The trustee to the property we share a common wall has died. The beneficiary of the trust that own the property and resides there refuses to allow us to enter the adjoining property to repair a damaged wall. This is in Pittsburgh Pennsylvania. Without a listed or successor trustee what are our options?
JA: Since estate law varies from place to place, can you tell me what state this is in?
Customer: Pennsylvania
JA: Have you talked to a lawyer yet?
Customer: Yes but he is attempting to have a successor trustee appointed but we apparently have no standing with the trust because we are not beneficiaries of the trust
JA: What advice did they give you?
Customer: It is up for review by a judge. Can a judge direct a tenet beneficiary of a trust to grant access by necessity for repairs in the absence of a trustee?
JA: Anything else you think the lawyer should know?
Customer: We have the neighbor from hell
JA: OK. Got it. I'm sending you to a secure page on JustAnswer so you can place the $5 fully-refundable deposit now. While you're filling out that form, I'll tell the Lawyer about your situation and then connect you two.
Submitted: 1 year ago.
Category: Legal
Expert:  Barrister replied 1 year ago.

Hello and welcome! My name is ***** ***** I am a licensed attorney who will try my very best to help with your situation or get you to someone who can. There may be a slight delay in my responses as I research statutes or ordinances and type out an answer or reply, but rest assured, I am working on your question.


To be very honest, if the beneficiary won't allow you to enter the property, then you can't force them to do so, even if it is necessary for you to perform maintenance.
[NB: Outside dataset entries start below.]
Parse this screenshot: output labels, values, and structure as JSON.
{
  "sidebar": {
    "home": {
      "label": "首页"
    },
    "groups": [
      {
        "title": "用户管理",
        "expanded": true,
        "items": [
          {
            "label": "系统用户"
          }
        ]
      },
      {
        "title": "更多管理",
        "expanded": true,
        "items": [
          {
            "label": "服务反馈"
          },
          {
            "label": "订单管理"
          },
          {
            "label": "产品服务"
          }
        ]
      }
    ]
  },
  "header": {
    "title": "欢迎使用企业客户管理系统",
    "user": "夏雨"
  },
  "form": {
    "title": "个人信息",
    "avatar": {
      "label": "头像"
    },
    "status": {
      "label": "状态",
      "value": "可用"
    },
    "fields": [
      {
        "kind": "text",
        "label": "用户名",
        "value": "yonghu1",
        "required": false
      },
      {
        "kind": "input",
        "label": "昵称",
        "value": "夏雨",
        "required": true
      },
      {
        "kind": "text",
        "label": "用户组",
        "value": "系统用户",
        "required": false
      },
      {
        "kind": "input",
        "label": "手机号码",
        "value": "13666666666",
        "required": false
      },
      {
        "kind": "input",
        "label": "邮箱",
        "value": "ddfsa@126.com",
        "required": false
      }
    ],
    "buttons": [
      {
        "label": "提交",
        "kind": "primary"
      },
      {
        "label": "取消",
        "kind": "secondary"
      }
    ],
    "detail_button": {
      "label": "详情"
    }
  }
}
So you will have to go through the two superior entities who can force them....the trustee or the judge. Since there is no trustee who can give permission, that leaves the judge who could potentially issue an order stating that the wall is a private nuisance and giving you the legal right to enter the property to take steps to abate the nuisance.


In the alternative, the court could appoint an independent trustee for the trust if the trust makes no provisions for a successor and then you would be able to presumably get permission from the trustee to enter for maintenance or repairs.